DVD Review: Never Sleep Again | Brutal As Hell

DVD Review: Never Sleep Again

Posted on August 17, 2010 by Deaditor

Never Sleep Again (2010)
Studio:
CAV Distributing Corporation
Release Date: May 4, 2010
Directed By: Daniel Farrands & Andrew Kasch
Cast: Wes Craven, Robert Englund, Heather Langenkamp,
Review By: Annie Riordan

I couldn’t sleep for shit last night.

No, my insomniac tendencies are not due to a burn-scarred pervert with Gilette’s on his fingers chasing me through dark dream corridors. I had restless legs and woke around 1am to find that my cat had hogged the entire goddamned bed, stretching out her mutant kangaroo feet and shoving me over to the edge of my mattress where I had retracted into a very uncomfortable fetal position. When I tried to move her, she bit me. Nice.

However, as I sit here in my sleep-deprived state, wondering who the hell snuck into my room last night and rubbed napalm into my eyeballs, I find myself in the perfect frame of mind to review a four hour long documentary about the Elm Street series. See? You can find the good in almost anything if you look long and hard enough! (…oops! there goes another rubber tree…)

Four hours may seem like a dauntingly long time to sit in front of the TV, but for the diehard devotee of the Freddy Krueger franchise of films, four hours is a mere handful of peanuts. This documentary/retrospective isn’t content to merely showcase its installments, interview its cast members and offer up a bone-dry synopsis of each.
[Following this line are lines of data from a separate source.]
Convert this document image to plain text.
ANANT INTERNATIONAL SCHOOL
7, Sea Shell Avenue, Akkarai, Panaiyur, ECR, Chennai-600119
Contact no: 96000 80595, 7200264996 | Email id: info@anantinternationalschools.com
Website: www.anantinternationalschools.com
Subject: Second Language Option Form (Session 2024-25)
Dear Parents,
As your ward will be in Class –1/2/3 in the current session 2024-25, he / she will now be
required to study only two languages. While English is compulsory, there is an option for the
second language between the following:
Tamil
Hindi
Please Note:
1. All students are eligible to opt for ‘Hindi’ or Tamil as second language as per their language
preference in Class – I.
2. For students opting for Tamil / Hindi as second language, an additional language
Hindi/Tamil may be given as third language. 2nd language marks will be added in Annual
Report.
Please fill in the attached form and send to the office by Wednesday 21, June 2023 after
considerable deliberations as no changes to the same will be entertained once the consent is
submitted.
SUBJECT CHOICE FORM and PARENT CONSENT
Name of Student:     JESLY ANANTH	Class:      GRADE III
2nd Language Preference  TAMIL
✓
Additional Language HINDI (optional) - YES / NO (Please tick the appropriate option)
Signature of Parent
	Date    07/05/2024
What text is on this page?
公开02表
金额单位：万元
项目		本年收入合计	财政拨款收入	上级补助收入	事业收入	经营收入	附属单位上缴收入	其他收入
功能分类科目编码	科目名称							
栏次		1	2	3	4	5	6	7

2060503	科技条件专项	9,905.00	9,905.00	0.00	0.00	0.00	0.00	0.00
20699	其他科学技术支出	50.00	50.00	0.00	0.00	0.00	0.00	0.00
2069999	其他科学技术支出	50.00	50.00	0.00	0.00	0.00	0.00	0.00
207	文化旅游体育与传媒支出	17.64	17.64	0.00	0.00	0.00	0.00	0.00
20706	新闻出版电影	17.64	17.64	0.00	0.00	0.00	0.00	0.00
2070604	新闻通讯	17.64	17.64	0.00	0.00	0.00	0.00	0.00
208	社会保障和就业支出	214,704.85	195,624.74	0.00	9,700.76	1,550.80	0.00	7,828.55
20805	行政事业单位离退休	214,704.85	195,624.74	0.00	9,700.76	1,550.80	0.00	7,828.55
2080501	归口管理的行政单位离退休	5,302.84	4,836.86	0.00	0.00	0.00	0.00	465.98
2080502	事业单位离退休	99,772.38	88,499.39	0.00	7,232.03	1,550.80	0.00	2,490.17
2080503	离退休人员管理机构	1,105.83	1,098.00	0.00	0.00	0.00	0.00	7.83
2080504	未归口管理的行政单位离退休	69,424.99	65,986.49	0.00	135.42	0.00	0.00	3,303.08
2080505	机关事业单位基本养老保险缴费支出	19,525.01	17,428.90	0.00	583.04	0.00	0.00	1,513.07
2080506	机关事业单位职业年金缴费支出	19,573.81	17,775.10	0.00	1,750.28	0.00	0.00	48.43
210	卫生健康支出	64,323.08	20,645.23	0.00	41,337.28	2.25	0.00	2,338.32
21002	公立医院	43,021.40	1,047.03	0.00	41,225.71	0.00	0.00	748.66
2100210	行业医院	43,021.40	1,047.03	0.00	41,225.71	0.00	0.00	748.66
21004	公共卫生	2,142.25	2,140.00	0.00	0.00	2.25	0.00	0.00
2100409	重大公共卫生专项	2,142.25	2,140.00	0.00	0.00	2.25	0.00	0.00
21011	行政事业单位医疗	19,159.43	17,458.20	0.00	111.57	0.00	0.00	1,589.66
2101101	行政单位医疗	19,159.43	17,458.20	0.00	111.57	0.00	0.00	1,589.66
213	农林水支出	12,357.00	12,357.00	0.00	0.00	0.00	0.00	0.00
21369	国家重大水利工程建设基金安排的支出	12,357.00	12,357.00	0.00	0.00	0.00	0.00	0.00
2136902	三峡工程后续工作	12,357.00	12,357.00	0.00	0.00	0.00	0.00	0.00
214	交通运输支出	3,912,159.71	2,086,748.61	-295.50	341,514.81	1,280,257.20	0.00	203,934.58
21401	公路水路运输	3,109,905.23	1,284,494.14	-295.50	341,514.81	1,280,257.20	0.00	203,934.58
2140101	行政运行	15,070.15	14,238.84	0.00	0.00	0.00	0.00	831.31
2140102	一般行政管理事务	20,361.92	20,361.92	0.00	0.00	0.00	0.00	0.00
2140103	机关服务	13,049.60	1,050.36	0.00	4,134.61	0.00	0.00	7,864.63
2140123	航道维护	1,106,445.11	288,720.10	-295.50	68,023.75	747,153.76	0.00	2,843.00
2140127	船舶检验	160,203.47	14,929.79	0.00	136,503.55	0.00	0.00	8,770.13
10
Never Sleep Again – narrated by Heather Langenkamp, Elm Street’s Ultimate Final Girl – isn’t afraid to expose its flaws, peel back its scars and laugh at its own ludicrousness.

Beginning in ’84 with a poverty stricken New Line Cinema literally forcing the first Elm Street onto the screen, right up to Wes Craven’s New Nightmare and the global phenomena that is Freddy, this exploratory plunge into the iconic slasher series doesn’t leave out a goddamned thing. (Well, the remake isn’t mentioned, but why should it be? It’s a totally different film!) Gathering up as many cast members as possible, NSA is like watching a family reunion at an insane asylum as everyone from Heather and Robert, right on up to a smokingly MILFy Lisa Wilcox and a shockingly gothy looking Tuesday Knight share memories, favorite lines of dialog and juicy bits of gossip with us. Yes, Wes Craven and Robert Shaye hated each other at times. Yes, the subtext of Nightmare 2 was purposely homoerotic. Yes, the TV show Freddy’s Nightmares sucked ass and was merely a ploy to milk as much money as possible from the franchise. Every dirty secret is laid bare with a refreshing frankness that just makes me love the series all the more, despite how godawful shitty some of the films were. Who knew that Brad Pitt turned up in an episode? I didn’t. Wow, srsly?

(By the way – best interviewee, hands down, has got to be Ken Sagoes who portrayed Roland Kincaid in Elm Streets 3 and 4. The dude is fucking hilarious!)

Nothing is sacred, and even the Fat Boys and the decrepit members of Dokken are interviewed about their cheesy contributions to the pop-culture surrounding the legacy. I admit it: I owned the singles for both “Dream Warriors” and “Are You Ready For Freddy?” as a teen, and thought the videos for both were way cool. What the hell did I know? I was a goddamned pothead at the time.

Whether you’re a fan of one or all, you’ve simply got to see this documentary. I’ve never had four hours pass by so quickly. You simply cannot call yourself an Elm Street completist or even a full blown hour geek unless you catch this most excellent filmography.

Now if you don’t object, I am going to go hogtie my cat and take a nap.